Comme convenu ce samedi, nos quatre équipages se retrouvent à midi sur le port de Granville au terme d’un agréable rallye normand. D’ailleurs, les cloches de l’église Notre-Dame nous le confirment : il est bien midi. Du pur timing LFD !
D’un commun accord, c’est face au port de plaisance, dans le claquement des haubans, le vent salin et les cris des goélands que nous partageons notre pique-nique. Claudine et Denis nous font la surprise d’un apéritif savoureux ; Jacqueline et Christian nous font goûter la meilleure andouille de Vire de la région. (originale découverte gustative pour Steven, laquelle s’accommode fort bien de sa quiche aux green beans !)
Après nous être installés au centre régional de nautisme de Granville où il nous faut répartir les chambres courtoisement et à bon escient, nous partons à la découverte de la ville : de rues commerçantes à la ville haute, le guet et le fort, le sentier des remparts nord, la promenade du Plat Gousset le long du front de mer et en haut d’une solide volée d’escaliers, le charmant jardin et la maison de Christian Dior (un nom qui fait rêver nos compagnes au passage).
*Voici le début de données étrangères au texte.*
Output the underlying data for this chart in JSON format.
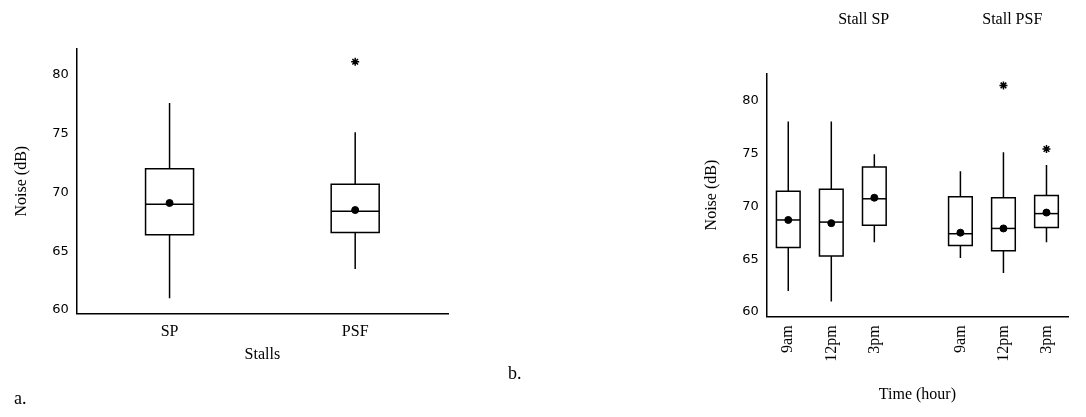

Redescendant vers le centre ville, nous mettons le cap sur un pub, qui n’a d’anglais que le nom, pour une pause désaltérante en terrasse ensoleillée.
Puis, nonchalamment, de retour vers le port, nous flânons devant les boutiques : ici une belle poissonnerie jouxtant un salon de coiffure (la coupe poulpe avec une raie sur le côté, s’il vous plaît) ; là, de la porcelaine anglaise, une paire de docksides, une coquette marinière et un gigot de pré-salé… Belle balade revigorante et même ravigorante, en tout cas qui nous acclimate aussitôt.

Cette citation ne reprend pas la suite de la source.